Com a persistência e até elevação da retração federal a partir de 2020 no suporte financeiro, programático e de governança no SUS, emerge preocupante “micro-conjuntura” referente ao próprio SUS, a seguir apontada:
a) a gestão descentralizada Conass/Conasems/Cosems, salvo raras exceções, priorizou a prevenção da Covid-19 e sua assistência ambulatorial e hospitalar, o que gerou as expressivas manifestações de reconhecimento social ao SUS,
b) ainda assim, não conseguiu conter o aumento de 30% nos óbitos por causas mal definidas, onde certamente constam sub-notificações de óbitos por Covid-19 nos estratos de população mais pobre e desassistida,
c) queda do grau de integração e capacitação para a governança, assim como a coordenação pelo SUS do financiamento, ampliação, qualificação e proteção das próprias equipes de saúde, desarticulando a manutenção dos cuidados básicos de rotina, incluindo as situações de risco materno, infantil, do trabalho, dos crônicos, etc., (somente as consultas médicas caíram pela metade), e
d) emergência de vulnerabilidades e mesmo retrocessos em programas tidos até então como mais consolidados, inclusive desarticulando grande parte da nossa rede de Atenção Básica.

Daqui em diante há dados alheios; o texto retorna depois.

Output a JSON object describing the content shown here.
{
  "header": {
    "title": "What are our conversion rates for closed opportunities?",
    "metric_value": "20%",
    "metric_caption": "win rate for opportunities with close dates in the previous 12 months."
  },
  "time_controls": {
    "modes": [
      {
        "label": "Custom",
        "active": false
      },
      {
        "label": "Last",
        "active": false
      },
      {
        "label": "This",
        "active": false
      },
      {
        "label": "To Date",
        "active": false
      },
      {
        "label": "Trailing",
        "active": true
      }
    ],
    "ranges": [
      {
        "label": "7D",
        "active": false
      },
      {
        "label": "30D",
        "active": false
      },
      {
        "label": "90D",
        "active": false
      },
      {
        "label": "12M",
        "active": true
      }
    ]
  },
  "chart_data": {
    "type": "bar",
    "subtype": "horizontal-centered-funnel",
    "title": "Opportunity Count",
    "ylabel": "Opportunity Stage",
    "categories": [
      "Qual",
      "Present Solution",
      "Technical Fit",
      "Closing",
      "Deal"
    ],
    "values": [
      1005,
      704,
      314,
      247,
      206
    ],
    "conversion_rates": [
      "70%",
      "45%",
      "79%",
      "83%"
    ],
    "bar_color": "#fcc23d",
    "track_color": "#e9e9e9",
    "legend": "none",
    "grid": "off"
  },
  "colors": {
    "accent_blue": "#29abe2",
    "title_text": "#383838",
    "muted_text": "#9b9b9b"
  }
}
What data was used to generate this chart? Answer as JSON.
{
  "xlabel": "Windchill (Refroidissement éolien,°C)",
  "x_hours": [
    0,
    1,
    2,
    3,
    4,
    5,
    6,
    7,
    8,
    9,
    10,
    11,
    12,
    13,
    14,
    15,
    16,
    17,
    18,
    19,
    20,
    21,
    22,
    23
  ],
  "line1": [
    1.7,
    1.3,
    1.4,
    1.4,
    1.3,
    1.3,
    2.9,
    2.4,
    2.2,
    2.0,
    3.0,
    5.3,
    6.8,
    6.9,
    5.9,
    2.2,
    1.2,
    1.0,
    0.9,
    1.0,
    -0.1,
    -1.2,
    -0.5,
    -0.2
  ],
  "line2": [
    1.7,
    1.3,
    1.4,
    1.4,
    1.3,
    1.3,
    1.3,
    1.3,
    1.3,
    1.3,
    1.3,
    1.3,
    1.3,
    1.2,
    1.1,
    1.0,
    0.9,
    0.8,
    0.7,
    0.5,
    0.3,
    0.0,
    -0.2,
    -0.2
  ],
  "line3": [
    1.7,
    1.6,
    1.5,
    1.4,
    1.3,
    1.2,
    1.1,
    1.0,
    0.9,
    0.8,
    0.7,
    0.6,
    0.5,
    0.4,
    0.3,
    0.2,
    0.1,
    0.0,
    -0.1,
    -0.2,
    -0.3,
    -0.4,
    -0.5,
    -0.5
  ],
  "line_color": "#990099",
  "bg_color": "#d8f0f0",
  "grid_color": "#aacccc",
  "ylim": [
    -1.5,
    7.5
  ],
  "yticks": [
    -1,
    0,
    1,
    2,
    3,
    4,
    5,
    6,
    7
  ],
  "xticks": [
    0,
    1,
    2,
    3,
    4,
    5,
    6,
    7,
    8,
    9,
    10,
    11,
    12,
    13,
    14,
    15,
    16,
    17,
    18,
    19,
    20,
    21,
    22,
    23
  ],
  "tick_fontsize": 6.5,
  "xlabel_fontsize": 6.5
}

Ainda que no campo contra-hegemônico, estas e outras avaliações e buscas oportuníssimas, além do Conass e Conasems, vem sendo também realizadas por respeitados gestores e estudiosos do SUS como Gastão Wagner de Sousa Campos. Pequenos trechos de reflexão de Gastão Wagner em texto de Junho/2021: – “A pandemia retirou o SUS da invisibilidade na qual a classe média, a mídia e os formadores de opinião o haviam colocado ao longo dos últimos 30 anos. Passados esses meses da Pandemia, sem sombra de dúvida, o valor e a necessidade do SUS para enfrentar a epidemia, mas também para cuidar da saúde da população, ganhou mais visibilidade. Parcelas dos intelectuais, de vários matizes políticos e ideológicos, passaram a reconhecer que o Brasil precisa do SUS. Noticiários populares fazem homenagem ao SUS e seus trabalhadores.” “Na prática, houve uma desorientação generalizada, resultando na redução do cuidado antes dispensado aos portadores de agravos crônicos, crianças e gestantes, sem que, todavia, houvessem sido construídos novos arranjos para diagnóstico precoce, rastreamento e isolamento de suspeitos de infecção e comunicantes do coronavirus.” “Não se logrou armar apoio e suporte nacional para que a rede de APS conseguisse controlar a transmissão do vírus durante e depois do abrandamento das medidas de isolamento social.” “O resultado é o genocídio, meio milhão de mortes, a maioria evitável e, portanto, desnecessária.”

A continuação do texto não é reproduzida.